La métamorphose du Japon après la guerre. Photographies 1945 - 1965Cet après-midi j'ai visité une exposition de photographies du quotidien japonais entre 1945 et 1964 qui complète parfaitement ma dernière lecture (La Marée noire de Yasushi Inoue, écrit en 1950).
Au lendemain de la guerre la photographie a joué un grand rôle pour faire prendre au Japon une nouvelle identité nationale. Des photographes ont accompagné cette renaissance depuis le choc des deux bombardements atomiques aux jeux olympiques de Tokio en 1964.
L'exposition est précédée par un livre
Japan: A Self-Portrait. Photographs 1945-1964.
L'exposition commence par une courte rétrospetive de photographies d'explosions atomiques expérimentales prises par les services de l'armée américaine.
Ce n'est qu'ensuite que les photographies d'auteurs japonais montrent la société japonaise qui s'est relevé de ces cendres. Les premières prises montrent des ruines, des enfants orphelins vivant dans la rue, un prisonnier de guerre qui ne retrouve que des champs de pierres à la place de sa maison de famille.
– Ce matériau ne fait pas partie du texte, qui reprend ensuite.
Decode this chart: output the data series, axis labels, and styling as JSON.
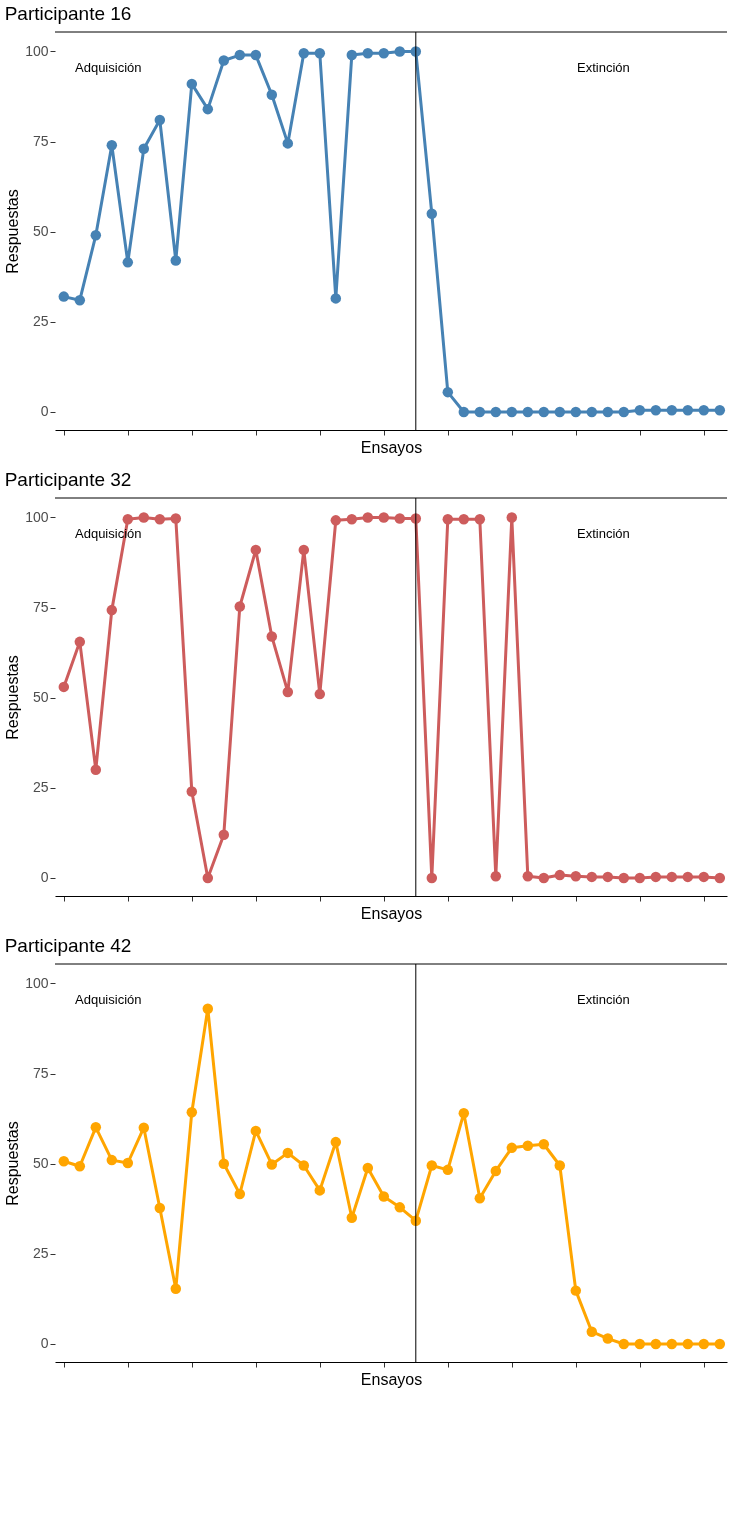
{
  "chart_data": [
    {
      "type": "line",
      "title": "Participante 16",
      "xlabel": "Ensayos",
      "ylabel": "Respuestas",
      "annotations": [
        "Adquisición",
        "Extinción"
      ],
      "categories": [
        null,
        null,
        null,
        null,
        null,
        null,
        null,
        null,
        null,
        null,
        null,
        null,
        null,
        null,
        null,
        null,
        null,
        null,
        null,
        null,
        null,
        null,
        null,
        null,
        null,
        null,
        null,
        null,
        null,
        null,
        null,
        null,
        null,
        null,
        null,
        null,
        null,
        null,
        null,
        null,
        null,
        null
      ],
      "series": [
        {
          "color": "#4682b4",
          "values": [
            32,
            31,
            49,
            74,
            41.5,
            73,
            81,
            42,
            91,
            84,
            97.5,
            99,
            99,
            88,
            74.5,
            99.5,
            99.5,
            31.5,
            99,
            99.5,
            99.5,
            100,
            100,
            55,
            5.5,
            0,
            0,
            0,
            0,
            0,
            0,
            0,
            0,
            0,
            0,
            0,
            0.5,
            0.5,
            0.5,
            0.5,
            0.5,
            0.5
          ]
        }
      ],
      "ylim": [
        -5,
        105.4
      ],
      "yticks": [
        0,
        25,
        50,
        75,
        100
      ],
      "tick_labels": "y",
      "marker": "circle"
    },
    {
      "type": "line",
      "title": "Participante 32",
      "xlabel": "Ensayos",
      "ylabel": "Respuestas",
      "annotations": [
        "Adquisición",
        "Extinción"
      ],
      "categories": [
        null,
        null,
        null,
        null,
        null,
        null,
        null,
        null,
        null,
        null,
        null,
        null,
        null,
        null,
        null,
        null,
        null,
        null,
        null,
        null,
        null,
        null,
        null,
        null,
        null,
        null,
        null,
        null,
        null,
        null,
        null,
        null,
        null,
        null,
        null,
        null,
        null,
        null,
        null,
        null,
        null,
        null
      ],
      "series": [
        {
          "color": "#cd5c5c",
          "values": [
            53,
            65.5,
            30,
            74.3,
            99.5,
            100,
            99.5,
            99.7,
            24,
            0,
            12,
            75.3,
            91,
            67,
            51.6,
            91,
            51,
            99.2,
            99.5,
            100,
            100,
            99.7,
            99.7,
            0,
            99.5,
            99.5,
            99.5,
            0.5,
            100,
            0.5,
            0,
            0.8,
            0.5,
            0.3,
            0.3,
            0,
            0,
            0.3,
            0.3,
            0.3,
            0.3,
            0
          ]
        }
      ],
      "ylim": [
        -5,
        105.4
      ],
      "yticks": [
        0,
        25,
        50,
        75,
        100
      ],
      "tick_labels": "y",
      "marker": "circle"
    },
    {
      "type": "line",
      "title": "Participante 42",
      "xlabel": "Ensayos",
      "ylabel": "Respuestas",
      "annotations": [
        "Adquisición",
        "Extinción"
      ],
      "categories": [
        null,
        null,
        null,
        null,
        null,
        null,
        null,
        null,
        null,
        null,
        null,
        null,
        null,
        null,
        null,
        null,
        null,
        null,
        null,
        null,
        null,
        null,
        null,
        null,
        null,
        null,
        null,
        null,
        null,
        null,
        null,
        null,
        null,
        null,
        null,
        null,
        null,
        null,
        null,
        null,
        null,
        null
      ],
      "series": [
        {
          "color": "#ffa500",
          "values": [
            50.7,
            49.3,
            60.1,
            51,
            50.2,
            60,
            37.7,
            15.3,
            64.3,
            93,
            50,
            41.6,
            59.1,
            49.8,
            53,
            49.5,
            42.6,
            56,
            35,
            48.8,
            40.9,
            37.9,
            34.2,
            49.5,
            48.3,
            64,
            40.4,
            48,
            54.4,
            55,
            55.4,
            49.5,
            14.8,
            3.4,
            1.5,
            0,
            0,
            0,
            0,
            0,
            0,
            0
          ]
        }
      ],
      "ylim": [
        -5,
        105.4
      ],
      "yticks": [
        0,
        25,
        50,
        75,
        100
      ],
      "tick_labels": "y",
      "marker": "circle"
    }
  ]
}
Une photo qui montre les Japonais fasant la queue pour leur ravitaillement m'a impressionné par, au premier plan, la figure d'un homme habillé en Charlot qui essaie d'égayer quelques passants. Ce réalisme de l'immédiat après-guerre est aussi connu en Europe mais prend ici une tournure pittoyable, misérable.
La modernisation de la société japonaise, c'est son américanisation, e.g. les liaisons entre des marines américains et des jeunes japonaises, la police militaire qui fait office d'agent de la circulation et bientôt l'arrivée des produits de consommation, the American Way of Life, du business, du cinéma. Habillée d'un kimono ou portant une large jupe occidentale, le rouge à lèvres est bien porté par la jeune Japonaise des années 1950.
Pendant ce temps les photographes recherchent en province les survivances d'archaismes, de la vieille culture milénaire comme le travail dans les rizières ou le bain commun de trois douzaines d'hommes et de femmes dans un baquet qui n'en prendrait pas une personne de plus.
Au lendemain de la guerre le photographe japonais utilisait sa caméra pour un travail objectif, pour juste représenter la société autour de lui. Au milieu des années 1960 la photographie exprime bien des nuances subjectives de la civilisation japonaise.
Jusqu'alors la subjectivité fut inhabituelle au Japon ; traditionellement le Japonais faisait partie d'un collectif, d'un clan, d'une entreprise. Ce changement mental de la société japonaise se retrouve parfaitement dans cette exposition et dans le livre.